Mia luce,
ti scrivo perché non so fare altro.
Ho provato ad esprimere gli intenti attraverso parole che suscitassero interesse incondizionato, ma ogni goffo tentativo di essere esaustiva si confonde in mezzo ai vani propositi e alle banalità del verbo.
E così ricorro spesso a diverse modalità di espressione del pensiero, quelle che non passano attraverso la precarietà della voce, quelle che imprimono sentimenti indelebili sulla carta nuda ed esigente.
Stringo tra le mie mani una tua fotografia, la quale ti ritrae scrupolosamente e mirabilmente, proprio quando fosti ragazza, proprio quando percepivi bellezza: guarda, non ti somiglio affatto.
Ma, osservando i tuoi tratti con maggiore attenzione, non posso fare a meno di scorgere innumerevoli affinità intrise di mistero.
Hai gli occhi che trasudano vivacità, desiderio di evasione, smania di conoscenza ed incontenibile irrequietezza.
Sì, sei proprio come me.
Metà del tuo patrimonio genetico soccombe nei miei lati oscuri in maniera latente. Tuttavia non manca una sua manifestazione puntuale ed esuberante, specie nei momenti di maggiore espressione delle azioni inaspettate.

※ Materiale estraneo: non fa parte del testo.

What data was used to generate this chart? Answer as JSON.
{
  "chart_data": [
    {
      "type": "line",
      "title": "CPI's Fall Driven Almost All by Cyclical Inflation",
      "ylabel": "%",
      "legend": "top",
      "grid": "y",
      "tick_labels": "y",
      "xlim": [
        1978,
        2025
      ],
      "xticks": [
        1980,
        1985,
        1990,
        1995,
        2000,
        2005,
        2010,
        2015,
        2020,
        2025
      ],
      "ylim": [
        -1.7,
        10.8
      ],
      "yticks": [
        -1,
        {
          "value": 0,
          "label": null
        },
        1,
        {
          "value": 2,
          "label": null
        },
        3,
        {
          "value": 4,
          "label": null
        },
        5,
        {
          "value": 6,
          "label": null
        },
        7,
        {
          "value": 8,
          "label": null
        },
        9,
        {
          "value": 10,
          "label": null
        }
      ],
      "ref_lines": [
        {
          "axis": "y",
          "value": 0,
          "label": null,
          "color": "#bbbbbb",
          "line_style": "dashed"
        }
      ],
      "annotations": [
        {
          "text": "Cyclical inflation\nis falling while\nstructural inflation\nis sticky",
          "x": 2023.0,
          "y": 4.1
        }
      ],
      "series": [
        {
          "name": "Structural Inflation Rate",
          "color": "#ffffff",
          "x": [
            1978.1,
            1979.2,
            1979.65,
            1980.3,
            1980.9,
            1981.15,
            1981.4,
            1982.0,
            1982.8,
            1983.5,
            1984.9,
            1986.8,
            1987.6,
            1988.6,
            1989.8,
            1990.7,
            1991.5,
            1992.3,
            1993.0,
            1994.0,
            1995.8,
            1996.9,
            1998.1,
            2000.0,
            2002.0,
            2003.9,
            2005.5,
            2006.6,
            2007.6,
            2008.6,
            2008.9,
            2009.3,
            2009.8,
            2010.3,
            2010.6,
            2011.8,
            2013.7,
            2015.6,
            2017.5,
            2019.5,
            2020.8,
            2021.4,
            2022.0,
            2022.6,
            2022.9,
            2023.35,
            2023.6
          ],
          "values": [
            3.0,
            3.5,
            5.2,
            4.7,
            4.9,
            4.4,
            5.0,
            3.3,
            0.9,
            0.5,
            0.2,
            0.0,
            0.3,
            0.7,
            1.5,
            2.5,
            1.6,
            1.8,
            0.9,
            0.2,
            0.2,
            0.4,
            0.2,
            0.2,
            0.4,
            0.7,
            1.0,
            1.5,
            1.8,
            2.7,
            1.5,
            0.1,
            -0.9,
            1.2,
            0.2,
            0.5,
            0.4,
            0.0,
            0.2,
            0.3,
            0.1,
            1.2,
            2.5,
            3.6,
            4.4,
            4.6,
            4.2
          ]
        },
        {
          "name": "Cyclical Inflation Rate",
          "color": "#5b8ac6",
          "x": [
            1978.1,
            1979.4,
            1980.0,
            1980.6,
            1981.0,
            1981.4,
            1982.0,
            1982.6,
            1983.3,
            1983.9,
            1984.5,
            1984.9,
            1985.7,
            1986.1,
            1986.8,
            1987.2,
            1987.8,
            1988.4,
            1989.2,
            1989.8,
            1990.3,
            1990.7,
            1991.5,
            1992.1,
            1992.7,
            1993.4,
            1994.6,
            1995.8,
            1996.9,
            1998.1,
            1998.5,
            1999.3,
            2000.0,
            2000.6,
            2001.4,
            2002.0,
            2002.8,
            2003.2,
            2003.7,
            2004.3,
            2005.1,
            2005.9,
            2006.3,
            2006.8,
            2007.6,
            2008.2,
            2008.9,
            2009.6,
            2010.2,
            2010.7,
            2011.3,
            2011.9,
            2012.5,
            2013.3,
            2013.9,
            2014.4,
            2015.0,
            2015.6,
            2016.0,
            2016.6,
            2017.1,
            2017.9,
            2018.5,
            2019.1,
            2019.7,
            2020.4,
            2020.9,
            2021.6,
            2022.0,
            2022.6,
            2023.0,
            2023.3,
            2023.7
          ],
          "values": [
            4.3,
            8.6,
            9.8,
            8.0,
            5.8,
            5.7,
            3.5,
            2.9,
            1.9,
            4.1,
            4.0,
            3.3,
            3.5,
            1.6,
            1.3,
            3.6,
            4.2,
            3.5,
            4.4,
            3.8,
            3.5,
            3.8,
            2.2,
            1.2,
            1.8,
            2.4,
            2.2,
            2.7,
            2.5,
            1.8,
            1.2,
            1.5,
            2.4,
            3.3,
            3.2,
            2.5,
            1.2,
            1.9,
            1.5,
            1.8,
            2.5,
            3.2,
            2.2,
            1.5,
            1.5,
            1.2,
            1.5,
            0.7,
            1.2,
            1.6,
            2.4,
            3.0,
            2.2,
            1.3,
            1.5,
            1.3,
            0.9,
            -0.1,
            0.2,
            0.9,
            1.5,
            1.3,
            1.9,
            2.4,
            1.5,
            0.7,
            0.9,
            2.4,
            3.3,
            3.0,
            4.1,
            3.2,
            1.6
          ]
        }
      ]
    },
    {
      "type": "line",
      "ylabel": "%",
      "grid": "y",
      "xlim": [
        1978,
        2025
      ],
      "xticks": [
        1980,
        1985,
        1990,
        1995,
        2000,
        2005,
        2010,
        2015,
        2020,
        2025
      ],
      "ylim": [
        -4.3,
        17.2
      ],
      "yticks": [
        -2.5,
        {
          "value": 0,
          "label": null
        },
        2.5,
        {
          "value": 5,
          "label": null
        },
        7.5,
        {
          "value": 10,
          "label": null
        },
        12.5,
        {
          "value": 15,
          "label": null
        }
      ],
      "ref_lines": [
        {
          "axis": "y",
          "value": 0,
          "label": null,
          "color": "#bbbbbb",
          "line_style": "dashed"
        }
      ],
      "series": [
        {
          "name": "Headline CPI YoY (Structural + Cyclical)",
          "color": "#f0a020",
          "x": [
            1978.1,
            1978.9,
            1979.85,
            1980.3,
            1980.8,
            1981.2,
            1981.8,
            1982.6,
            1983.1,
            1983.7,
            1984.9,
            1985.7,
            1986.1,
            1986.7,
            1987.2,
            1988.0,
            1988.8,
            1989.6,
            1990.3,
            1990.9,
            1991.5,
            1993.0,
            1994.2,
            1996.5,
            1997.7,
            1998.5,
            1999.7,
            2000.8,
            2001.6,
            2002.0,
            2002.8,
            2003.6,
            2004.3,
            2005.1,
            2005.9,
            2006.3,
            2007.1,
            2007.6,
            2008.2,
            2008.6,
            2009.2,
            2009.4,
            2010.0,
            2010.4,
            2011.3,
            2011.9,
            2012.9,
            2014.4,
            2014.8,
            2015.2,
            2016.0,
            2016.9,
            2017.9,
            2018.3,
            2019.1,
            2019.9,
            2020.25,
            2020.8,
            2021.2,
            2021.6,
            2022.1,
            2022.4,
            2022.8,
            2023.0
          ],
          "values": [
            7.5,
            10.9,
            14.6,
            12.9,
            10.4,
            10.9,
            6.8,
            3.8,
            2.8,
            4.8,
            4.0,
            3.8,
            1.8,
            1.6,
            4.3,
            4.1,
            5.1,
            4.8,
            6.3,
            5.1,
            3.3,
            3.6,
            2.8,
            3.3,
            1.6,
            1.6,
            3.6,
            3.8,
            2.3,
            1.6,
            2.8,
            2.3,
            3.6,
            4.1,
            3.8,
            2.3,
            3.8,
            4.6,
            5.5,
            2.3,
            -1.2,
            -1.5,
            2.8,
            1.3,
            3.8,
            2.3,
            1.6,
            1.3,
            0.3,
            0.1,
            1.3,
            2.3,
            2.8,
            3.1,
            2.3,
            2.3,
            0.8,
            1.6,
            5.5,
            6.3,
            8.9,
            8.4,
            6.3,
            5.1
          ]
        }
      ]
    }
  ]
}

Vorrei pensare come te, reagire a modo tuo, riuscire a cogliere il lato meravigliosamente sorprendente e positivo degli eventi, evitando di morire, tutti i santi giorni, di inetto e becero pessimismo.
Bastasse un fugace momento ogni dodici mesi per ricordarsi di te… Oh, in quanta misera negligenza affogherei!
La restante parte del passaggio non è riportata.